A more innocuous example of diffusion of responsibility can be seen when you compare public and private spaces. To wit: at my university's library, at any given time, at least five computers are down in the lab. The computer lab serves upwards of a few thousand students a day, and it's never empty. However, these computers are still down, when the help desk is not more than ten feet away and the university's own private Geek Squad is right down the hall.

Basically, it goes like this: you notice a broken computer and move on to the next. Diffusion of responsibility compels you not to inform the staff. "Surely, someone else has already reported this," you rationalize. But the computers are still down, and no one seems to mind much. There's always other computers, and someone else will get around eventually to reporting the broken computers.

Whereas, at home, if your computer breaks down, you take action immediately. What's the difference? At home, you have no one to turn to, and the action lays firmly in your own hands. You have sole responsibility. At the library, the staff has the responsibility to maintain their equipment, and the responsibility to report malfunctioning computers is dispersed through the thousand of patrons that the computer lab serves daily. Kitty Genovese, but it's the same phenomenon.
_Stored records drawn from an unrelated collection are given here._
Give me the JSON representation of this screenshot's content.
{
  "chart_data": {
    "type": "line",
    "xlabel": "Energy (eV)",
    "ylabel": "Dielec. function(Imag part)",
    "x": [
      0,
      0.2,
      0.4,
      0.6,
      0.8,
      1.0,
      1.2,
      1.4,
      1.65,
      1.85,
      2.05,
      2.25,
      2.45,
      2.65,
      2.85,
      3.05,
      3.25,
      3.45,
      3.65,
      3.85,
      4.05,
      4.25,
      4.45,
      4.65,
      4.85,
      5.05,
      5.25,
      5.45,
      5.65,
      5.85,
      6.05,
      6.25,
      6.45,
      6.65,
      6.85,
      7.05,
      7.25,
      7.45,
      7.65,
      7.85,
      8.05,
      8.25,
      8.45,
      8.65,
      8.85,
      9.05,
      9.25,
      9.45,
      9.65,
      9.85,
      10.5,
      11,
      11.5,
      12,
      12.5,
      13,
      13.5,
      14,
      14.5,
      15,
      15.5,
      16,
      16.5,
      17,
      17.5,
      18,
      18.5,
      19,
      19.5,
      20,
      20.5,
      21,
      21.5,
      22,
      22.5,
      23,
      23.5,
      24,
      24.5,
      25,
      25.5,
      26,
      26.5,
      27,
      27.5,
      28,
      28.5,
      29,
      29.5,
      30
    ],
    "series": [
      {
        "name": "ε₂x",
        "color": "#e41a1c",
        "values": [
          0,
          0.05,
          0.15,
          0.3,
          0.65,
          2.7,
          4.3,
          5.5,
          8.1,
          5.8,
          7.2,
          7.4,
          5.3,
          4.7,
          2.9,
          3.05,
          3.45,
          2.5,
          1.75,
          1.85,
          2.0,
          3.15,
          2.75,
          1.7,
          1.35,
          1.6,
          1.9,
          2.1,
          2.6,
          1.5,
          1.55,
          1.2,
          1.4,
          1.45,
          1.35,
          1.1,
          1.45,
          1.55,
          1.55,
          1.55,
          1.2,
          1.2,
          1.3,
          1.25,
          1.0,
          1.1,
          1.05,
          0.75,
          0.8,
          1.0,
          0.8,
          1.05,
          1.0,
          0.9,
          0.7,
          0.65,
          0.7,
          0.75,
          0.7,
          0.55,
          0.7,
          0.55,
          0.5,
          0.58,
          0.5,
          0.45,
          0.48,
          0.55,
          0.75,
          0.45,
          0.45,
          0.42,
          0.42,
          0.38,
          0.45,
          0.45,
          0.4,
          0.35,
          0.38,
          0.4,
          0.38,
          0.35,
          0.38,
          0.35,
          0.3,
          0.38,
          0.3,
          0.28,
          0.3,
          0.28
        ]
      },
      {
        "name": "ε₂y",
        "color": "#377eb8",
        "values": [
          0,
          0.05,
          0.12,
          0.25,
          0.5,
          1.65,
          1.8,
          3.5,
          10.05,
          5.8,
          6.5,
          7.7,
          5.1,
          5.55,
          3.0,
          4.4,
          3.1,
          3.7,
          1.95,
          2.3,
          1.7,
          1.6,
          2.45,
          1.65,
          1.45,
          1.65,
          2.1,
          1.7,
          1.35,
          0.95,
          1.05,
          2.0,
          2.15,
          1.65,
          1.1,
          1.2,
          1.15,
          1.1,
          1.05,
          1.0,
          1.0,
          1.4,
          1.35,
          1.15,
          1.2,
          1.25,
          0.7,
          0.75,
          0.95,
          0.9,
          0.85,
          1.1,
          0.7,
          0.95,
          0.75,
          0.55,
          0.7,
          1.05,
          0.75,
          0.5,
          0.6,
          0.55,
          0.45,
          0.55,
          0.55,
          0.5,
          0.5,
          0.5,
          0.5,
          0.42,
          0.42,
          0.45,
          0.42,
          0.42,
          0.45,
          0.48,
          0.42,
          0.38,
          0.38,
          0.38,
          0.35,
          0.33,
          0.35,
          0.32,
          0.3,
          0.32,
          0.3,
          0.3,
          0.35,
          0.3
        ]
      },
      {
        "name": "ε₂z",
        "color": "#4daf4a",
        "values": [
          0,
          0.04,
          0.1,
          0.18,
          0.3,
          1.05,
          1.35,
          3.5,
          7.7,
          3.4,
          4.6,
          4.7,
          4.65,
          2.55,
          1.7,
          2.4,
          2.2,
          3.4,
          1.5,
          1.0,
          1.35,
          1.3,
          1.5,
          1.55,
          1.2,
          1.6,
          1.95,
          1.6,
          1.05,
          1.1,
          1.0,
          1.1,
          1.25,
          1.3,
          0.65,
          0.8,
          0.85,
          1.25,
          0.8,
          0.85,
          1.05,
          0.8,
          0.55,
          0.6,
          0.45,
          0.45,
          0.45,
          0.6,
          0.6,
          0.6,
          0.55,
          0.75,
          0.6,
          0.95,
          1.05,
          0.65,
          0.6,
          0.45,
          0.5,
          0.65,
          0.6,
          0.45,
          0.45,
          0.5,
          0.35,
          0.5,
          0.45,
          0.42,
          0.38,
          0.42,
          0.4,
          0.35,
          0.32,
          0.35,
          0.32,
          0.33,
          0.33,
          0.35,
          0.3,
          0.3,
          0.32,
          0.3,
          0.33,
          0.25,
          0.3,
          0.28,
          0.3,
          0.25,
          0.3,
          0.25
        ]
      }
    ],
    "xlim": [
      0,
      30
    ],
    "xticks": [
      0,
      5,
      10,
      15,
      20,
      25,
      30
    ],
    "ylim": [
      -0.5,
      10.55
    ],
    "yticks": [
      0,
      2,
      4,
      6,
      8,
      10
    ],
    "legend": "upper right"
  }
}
See also: littering in public places, restaurant menus with spelling errors and, if I may dare to speak out so, the state of the world. No one feels the need to personally take responsibility for the thousand and one problems, great and small, that we encounter on a daily basis. Someone else will always do it. Someone else will always bail you out.

Fight your own battle against diffusion of responsibility in whatever way you feel you can. Just don't assume someone else will do it.